Located across the street from Carnegie Hall, the landmarked Osborne — crafted from brownstone by stone contractor Thomas Osborne in 1885 — has long been home to artists, writers and musicians, including Lynn Redgrave and writer Ira Levin, for whom the Osborne’s cavernous hallways supposedly inspired the setting for the suspense novel “Rosemary’s Baby.” The building’s impossibly ornate lobby, a Byzantine-inspired frenzy of mother-of-pearl, mosaics and gold leaf, was restored in the 1980s through fundraising efforts by the building’s residents, according to Davida Deutsch, a longtime resident and the building’s unofficial historian.
Rosenberg said Bernstein, at the time music director of the New York Philharmonic, lived in Apartment 4B when he wrote “West Side Story.”
However, it’s unlikely he wrote the musical in the apartment itself, since he rented two apartments in the building, a large one where the family lived, and a studio, where Bernstein worked and famously collaborated with “West Side Story” lyricist Stephen Sondheim, according to published reports.

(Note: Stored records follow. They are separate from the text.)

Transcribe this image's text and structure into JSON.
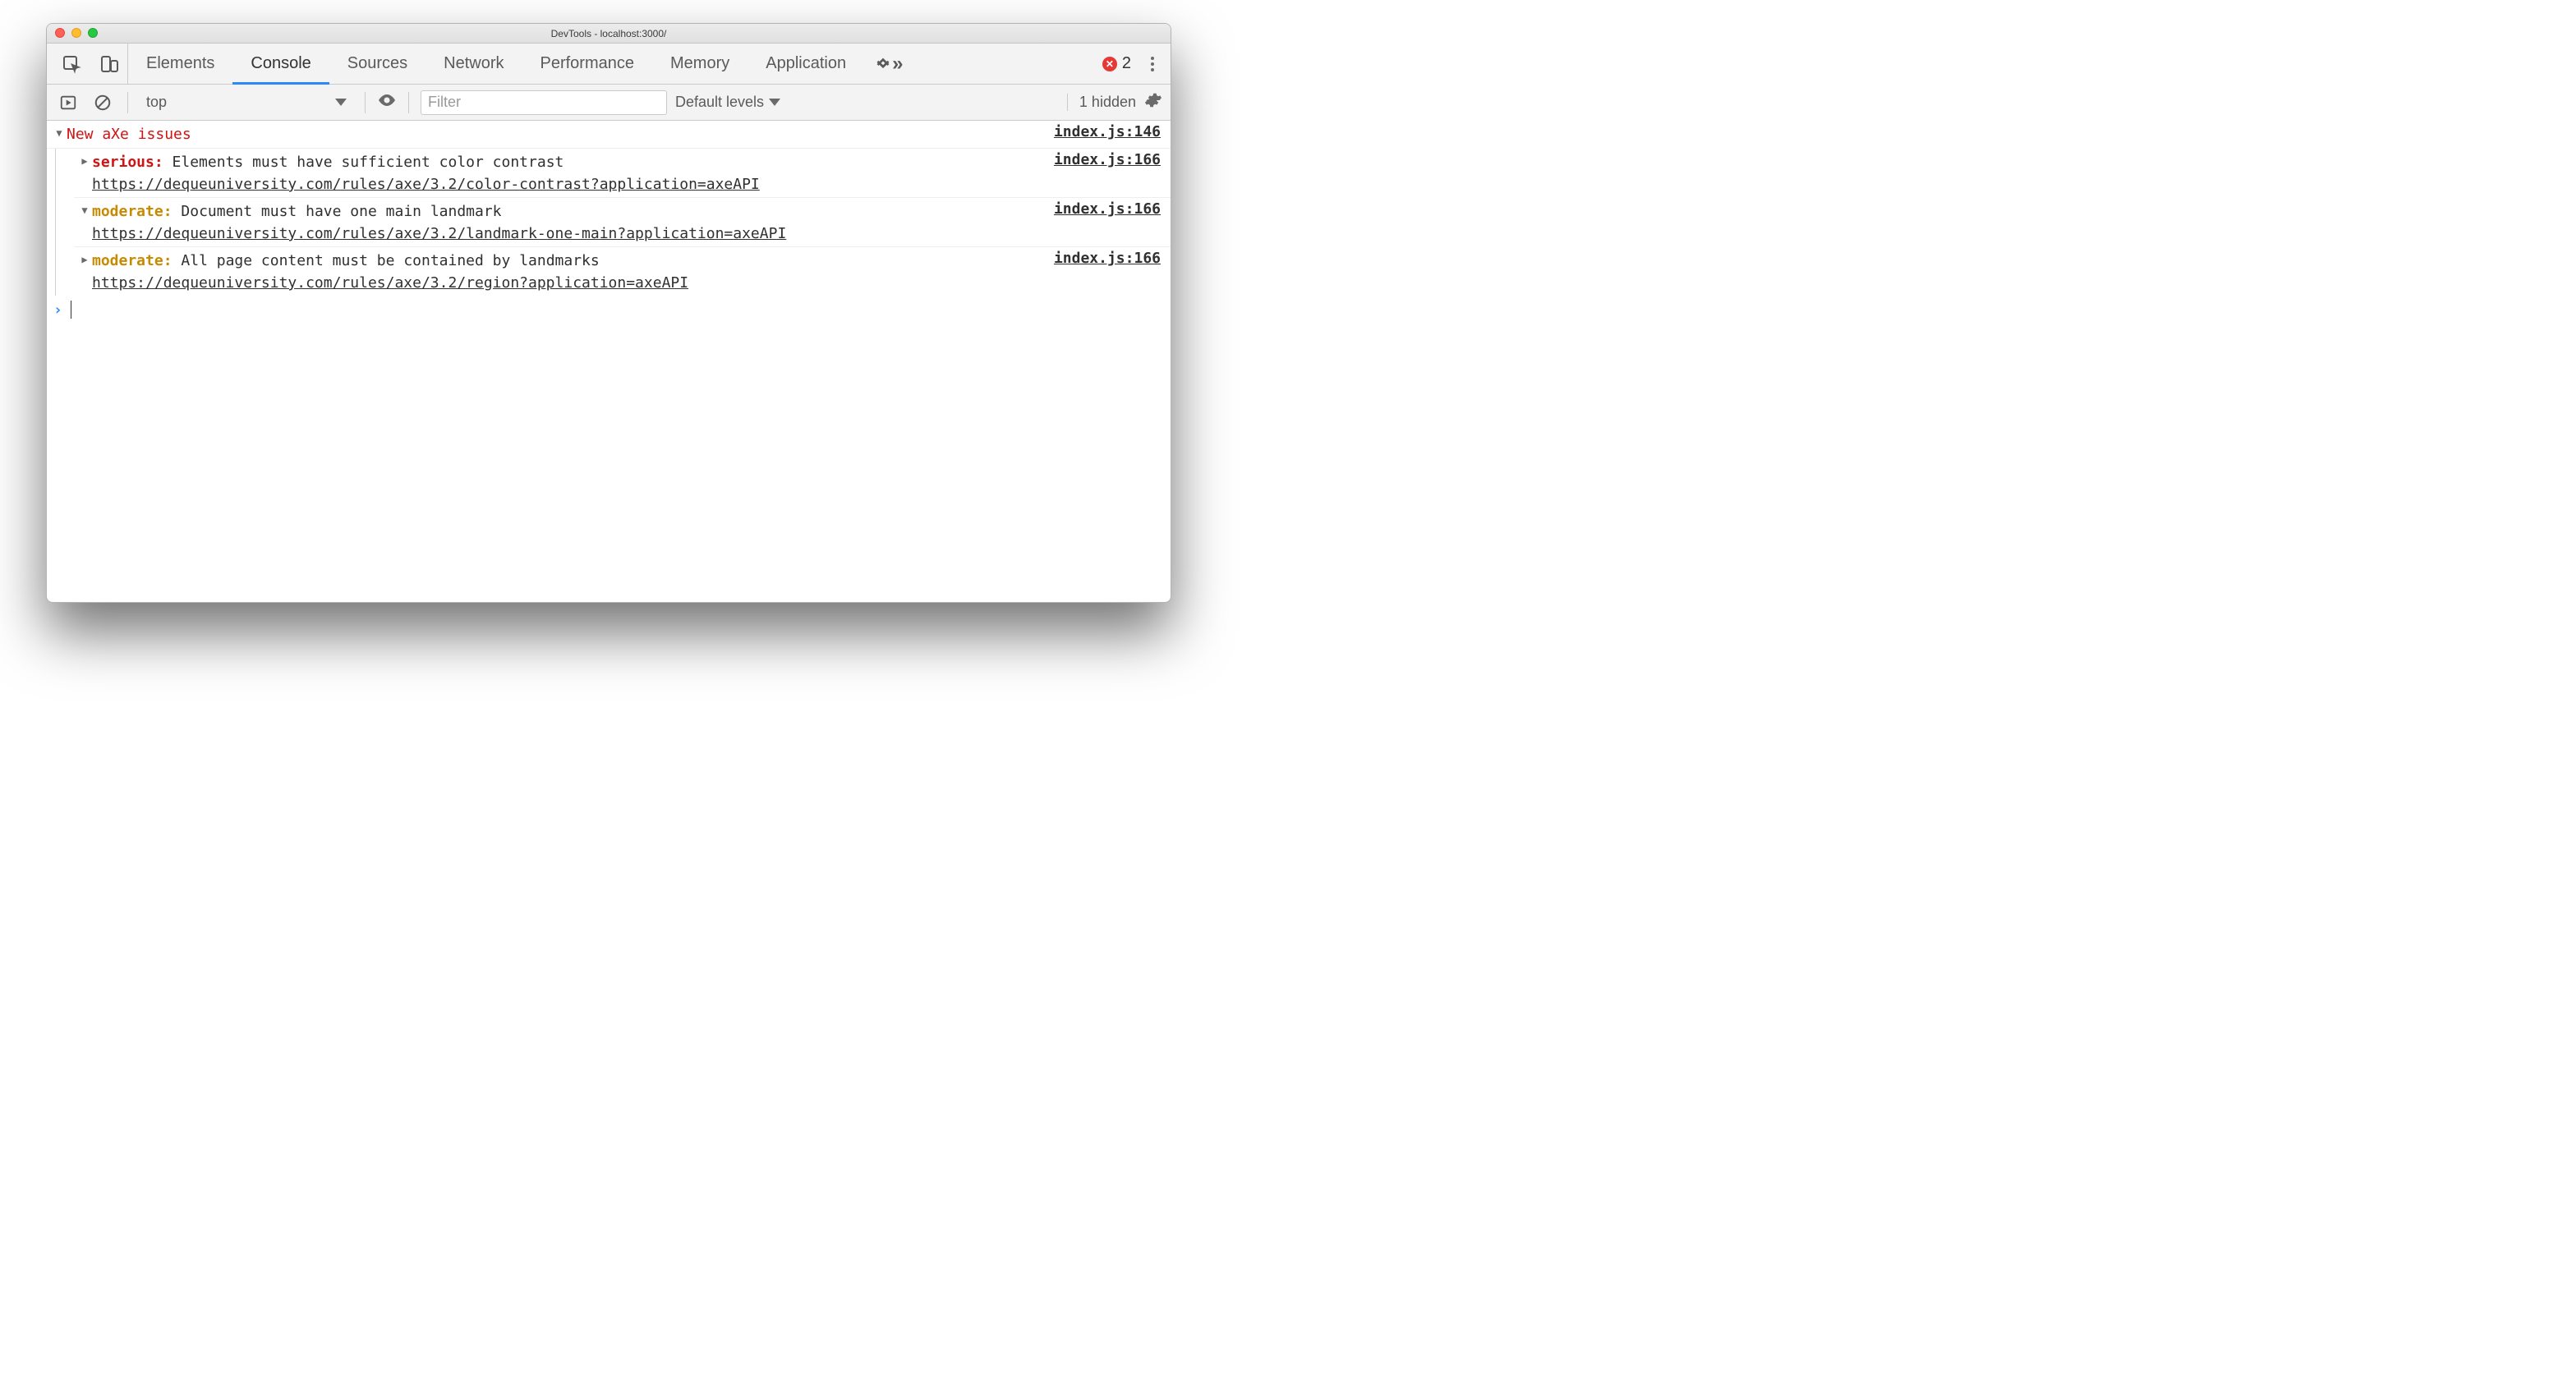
{
  "window": {
    "title": "DevTools - localhost:3000/"
  },
  "tabs": {
    "items": [
      "Elements",
      "Console",
      "Sources",
      "Network",
      "Performance",
      "Memory",
      "Application"
    ],
    "active_index": 1,
    "error_count": "2"
  },
  "consolebar": {
    "context": "top",
    "filter_placeholder": "Filter",
    "levels_label": "Default levels",
    "hidden_text": "1 hidden"
  },
  "group": {
    "title": "New aXe issues",
    "source": "index.js:146"
  },
  "issues": [
    {
      "expanded": false,
      "severity": "serious",
      "severity_label": "serious:",
      "message": "Elements must have sufficient color contrast",
      "url": "https://dequeuniversity.com/rules/axe/3.2/color-contrast?application=axeAPI",
      "source": "index.js:166"
    },
    {
      "expanded": true,
      "severity": "moderate",
      "severity_label": "moderate:",
      "message": "Document must have one main landmark",
      "url": "https://dequeuniversity.com/rules/axe/3.2/landmark-one-main?application=axeAPI",
      "source": "index.js:166"
    },
    {
      "expanded": false,
      "severity": "moderate",
      "severity_label": "moderate:",
      "message": "All page content must be contained by landmarks",
      "url": "https://dequeuniversity.com/rules/axe/3.2/region?application=axeAPI",
      "source": "index.js:166"
    }
  ]
}
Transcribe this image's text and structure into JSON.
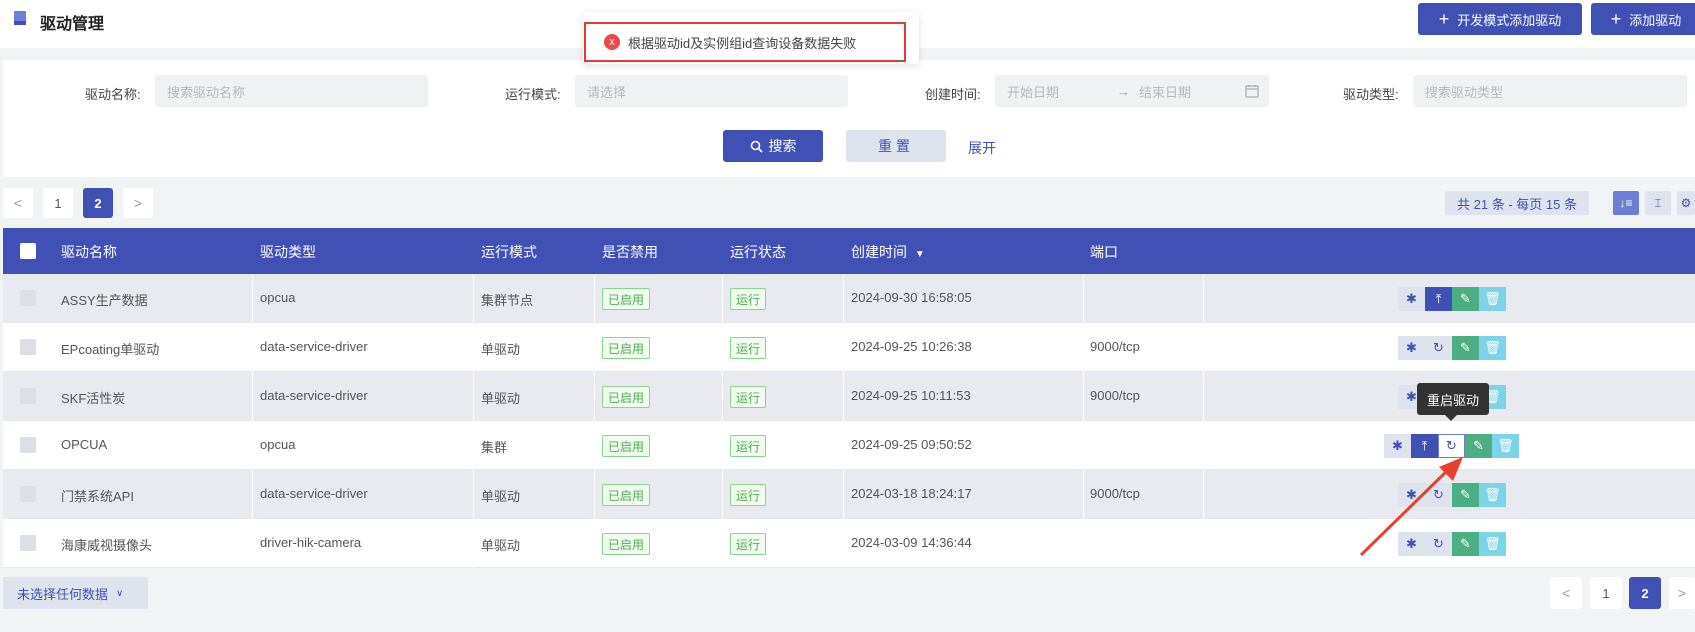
{
  "header": {
    "title": "驱动管理",
    "dev_add_label": "开发模式添加驱动",
    "add_label": "添加驱动"
  },
  "toast": {
    "message": "根据驱动id及实例组id查询设备数据失败",
    "icon": "x"
  },
  "filters": {
    "name_label": "驱动名称:",
    "name_placeholder": "搜索驱动名称",
    "mode_label": "运行模式:",
    "mode_placeholder": "请选择",
    "time_label": "创建时间:",
    "start_placeholder": "开始日期",
    "range_arrow": "→",
    "end_placeholder": "结束日期",
    "type_label": "驱动类型:",
    "type_placeholder": "搜索驱动类型",
    "search_label": "搜索",
    "reset_label": "重置",
    "expand_label": "展开"
  },
  "pagination_top": {
    "prev": "<",
    "pages": [
      "1",
      "2"
    ],
    "next": ">",
    "current": "2"
  },
  "summary": "共 21 条 - 每页 15 条",
  "table": {
    "headers": [
      "驱动名称",
      "驱动类型",
      "运行模式",
      "是否禁用",
      "运行状态",
      "创建时间",
      "端口"
    ],
    "sort_indicator": "▼",
    "rows": [
      {
        "name": "ASSY生产数据",
        "type": "opcua",
        "mode": "集群节点",
        "disabled": "已启用",
        "status": "运行",
        "created": "2024-09-30 16:58:05",
        "port": ""
      },
      {
        "name": "EPcoating单驱动",
        "type": "data-service-driver",
        "mode": "单驱动",
        "disabled": "已启用",
        "status": "运行",
        "created": "2024-09-25 10:26:38",
        "port": "9000/tcp"
      },
      {
        "name": "SKF活性炭",
        "type": "data-service-driver",
        "mode": "单驱动",
        "disabled": "已启用",
        "status": "运行",
        "created": "2024-09-25 10:11:53",
        "port": "9000/tcp"
      },
      {
        "name": "OPCUA",
        "type": "opcua",
        "mode": "集群",
        "disabled": "已启用",
        "status": "运行",
        "created": "2024-09-25 09:50:52",
        "port": ""
      },
      {
        "name": "门禁系统API",
        "type": "data-service-driver",
        "mode": "单驱动",
        "disabled": "已启用",
        "status": "运行",
        "created": "2024-03-18 18:24:17",
        "port": "9000/tcp"
      },
      {
        "name": "海康威视摄像头",
        "type": "driver-hik-camera",
        "mode": "单驱动",
        "disabled": "已启用",
        "status": "运行",
        "created": "2024-03-09 14:36:44",
        "port": ""
      }
    ]
  },
  "tooltip": "重启驱动",
  "selection_label": "未选择任何数据",
  "pagination_bottom": {
    "prev": "<",
    "pages": [
      "1",
      "2"
    ],
    "next": ">",
    "current": "2"
  },
  "colors": {
    "primary": "#3f51b5",
    "success": "#4caf50",
    "danger": "#e53935",
    "annotation": "#e8412c"
  },
  "icons": [
    "drive-icon",
    "plus-icon",
    "error-icon",
    "search-icon",
    "calendar-icon",
    "sort-icon",
    "column-height-icon",
    "settings-icon",
    "bug-icon",
    "upload-icon",
    "restart-icon",
    "edit-icon",
    "delete-icon",
    "chevron-down-icon"
  ]
}
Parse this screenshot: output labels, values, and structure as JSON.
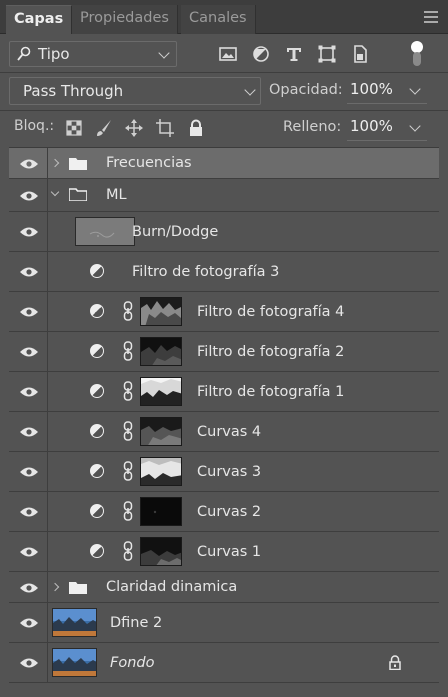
{
  "tabs": [
    {
      "label": "Capas",
      "active": true
    },
    {
      "label": "Propiedades",
      "active": false
    },
    {
      "label": "Canales",
      "active": false
    }
  ],
  "filter": {
    "kind_label": "Tipo",
    "search_icon": "search-icon"
  },
  "filter_icons": [
    "image-filter-icon",
    "adjustment-filter-icon",
    "type-filter-icon",
    "shape-filter-icon",
    "smart-object-filter-icon"
  ],
  "blend": {
    "mode": "Pass Through",
    "opacity_label": "Opacidad:",
    "opacity_value": "100%"
  },
  "lock": {
    "label": "Bloq.:",
    "icons": [
      "lock-transparent-icon",
      "lock-image-icon",
      "lock-position-icon",
      "lock-artboard-icon",
      "lock-all-icon"
    ],
    "fill_label": "Relleno:",
    "fill_value": "100%"
  },
  "layers": [
    {
      "name": "Frecuencias",
      "type": "group",
      "expanded": false,
      "selected": true
    },
    {
      "name": "ML",
      "type": "group",
      "expanded": true
    },
    {
      "name": "Burn/Dodge",
      "type": "pixel"
    },
    {
      "name": "Filtro de fotografía 3",
      "type": "adjustment"
    },
    {
      "name": "Filtro de fotografía 4",
      "type": "adjustment-mask"
    },
    {
      "name": "Filtro de fotografía 2",
      "type": "adjustment-mask"
    },
    {
      "name": "Filtro de fotografía 1",
      "type": "adjustment-mask"
    },
    {
      "name": "Curvas 4",
      "type": "adjustment-mask"
    },
    {
      "name": "Curvas 3",
      "type": "adjustment-mask"
    },
    {
      "name": "Curvas 2",
      "type": "adjustment-mask"
    },
    {
      "name": "Curvas 1",
      "type": "adjustment-mask"
    },
    {
      "name": "Claridad dinamica",
      "type": "group",
      "expanded": false
    },
    {
      "name": "Dfine 2",
      "type": "photo"
    },
    {
      "name": "Fondo",
      "type": "photo",
      "italic": true,
      "locked": true
    }
  ],
  "colors": {
    "panel": "#535353",
    "tabbar": "#3d3d3d",
    "selected_row": "#6c6c6c",
    "text": "#e6e6e6"
  }
}
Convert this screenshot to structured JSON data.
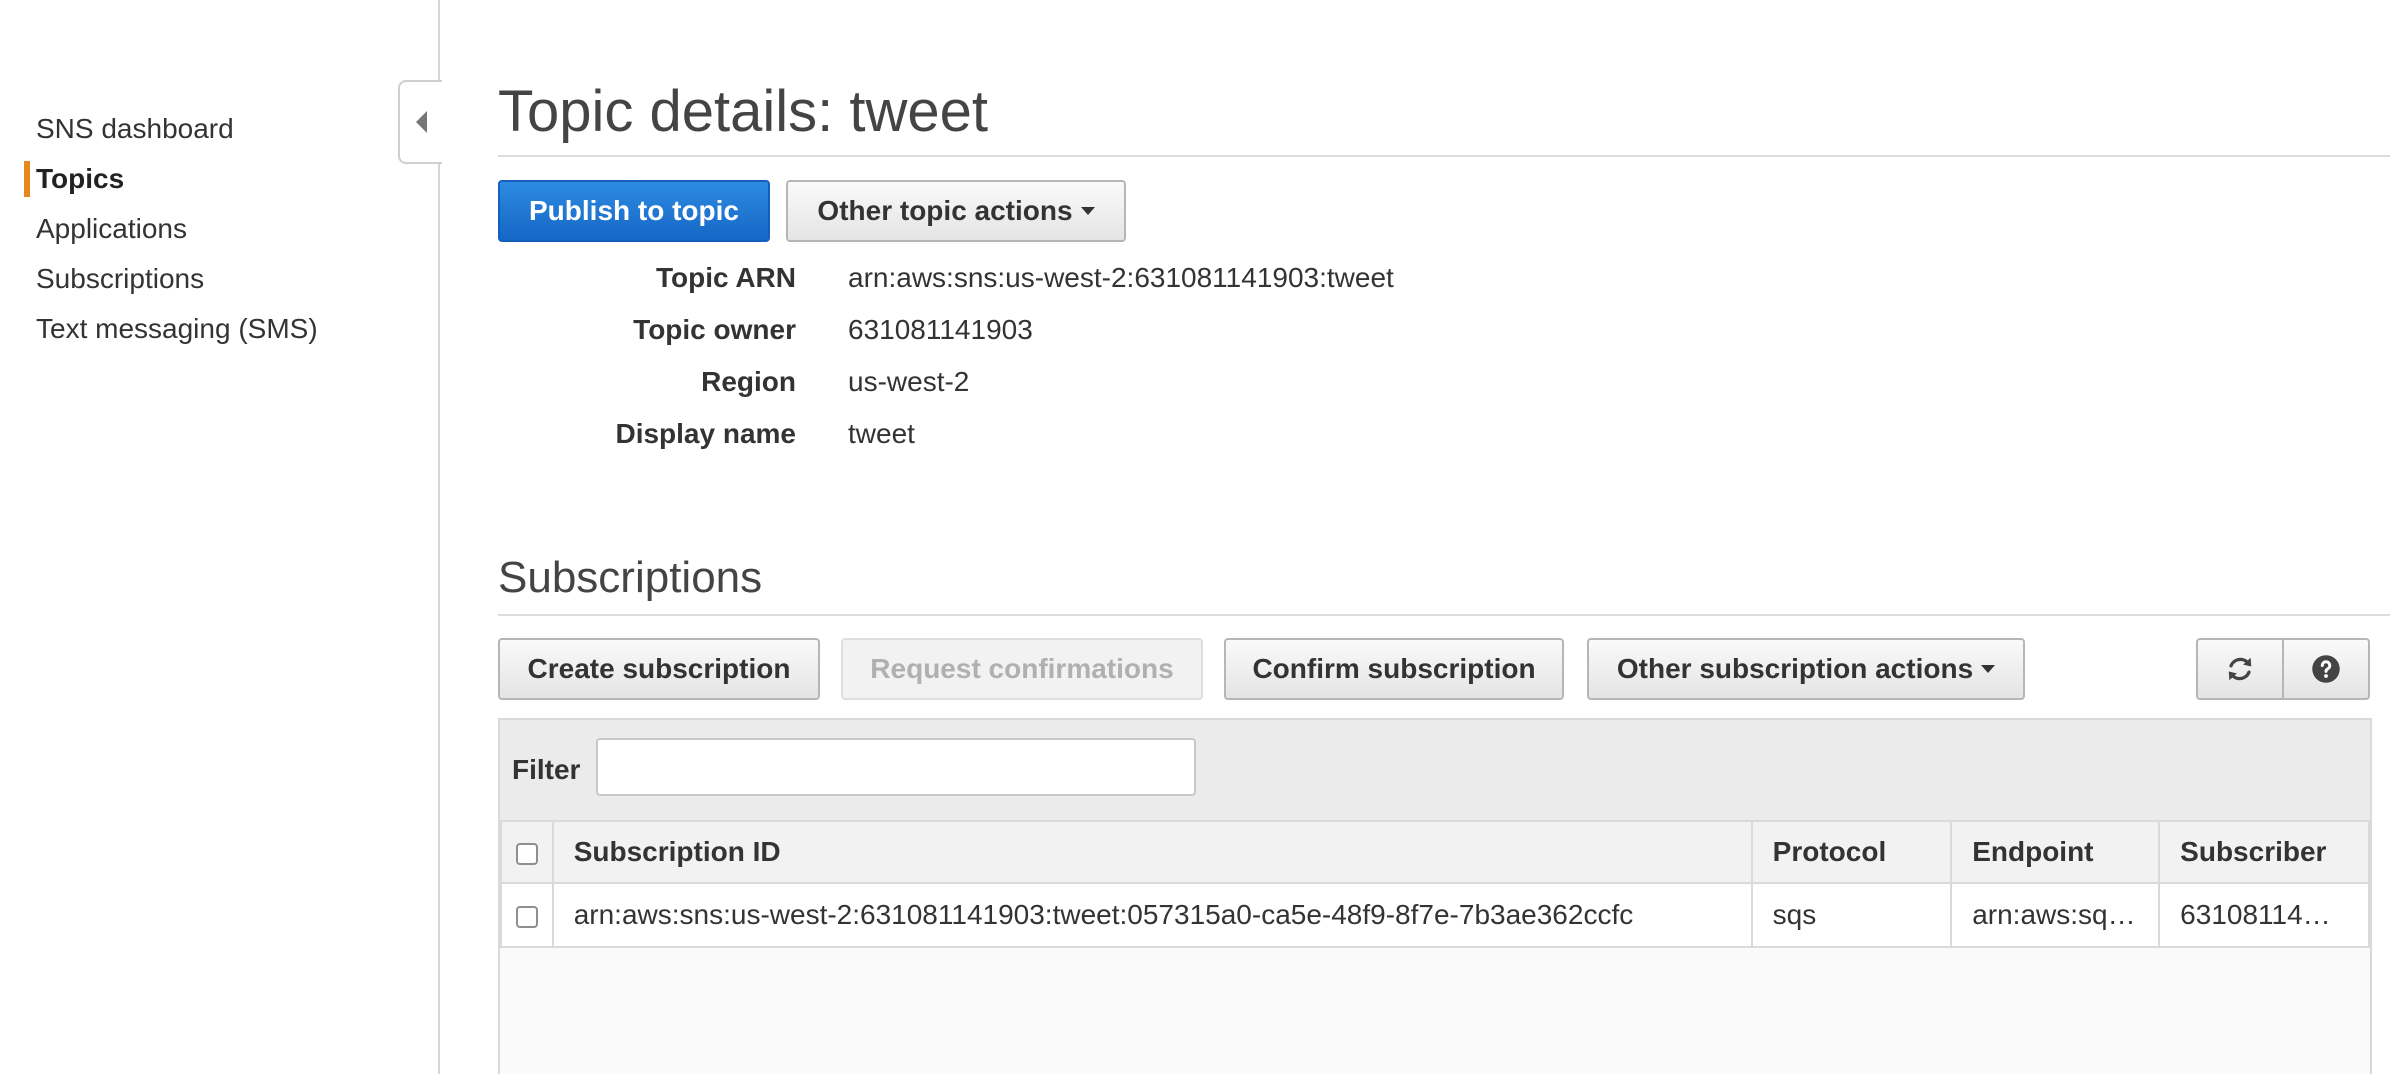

The Bernsteins moved in in 1961, the year Osborne residents banded together to buy the building and turn it into a co-op in the face of a proposal to replace it with a 17-story apartment building. Apartment 4B was purchased by actor Larry Storch, Rosenberg said. Then, in the 1970s, Bobby Short, the cabaret singer and pianist known for his longtime gig at the Carlyle, moved in, staying for 14 years before selling to the current owners in 1986, according to Rosenberg.
During that time, residents were often treated to strains of piano music from Short’s practice sessions traveling through the chimneys. “I used to hear him play all the time,” said Deutsch, who lives in Apartment 5B, just above Short’s. “That part was fantastic.”
But Short’s taste in home décor may not have lived up to his musical talent.
When the current owners moved in, Rosenberg said, the apartment’s elaborately carved mahogany paneling was covered in 30 layers of paint. With the help of Françoise Bollack, the architect who oversaw the renovation of the Osborne’s lobby, many of the apartment’s original details have now been uncovered, she said. Those include a Lalique glass pane on the library door and the original seashell-patterned tile in a ground-floor bathroom.
The 3,000-square-foot apartment has a bevy of Victorian touches, including servants’ call buttons and a secret passageway leading from the front hall to the kitchen, but the owners also expanded the kitchen and added contemporary touches like rain head showers and deep-soaking tubs.
The apartment also has the original tiger oak floors with elaborate parquet work designs, and stained glass in the parlor windows overlooking Carnegie Hall.
The sellers are moving to be closer to their child’s school, Rosenberg said, and the apartment is “priced to sell.”
By comparison, a six-bedroom spread on the floor below is asking $7.9 million. A 10-room, five-bedroom spread on the eighth floor formerly owned by late fashion designer Fernando Sanchez closed in December for $4.875 million, or $1,218 per square foot, down from its original asking price of $6.5 million.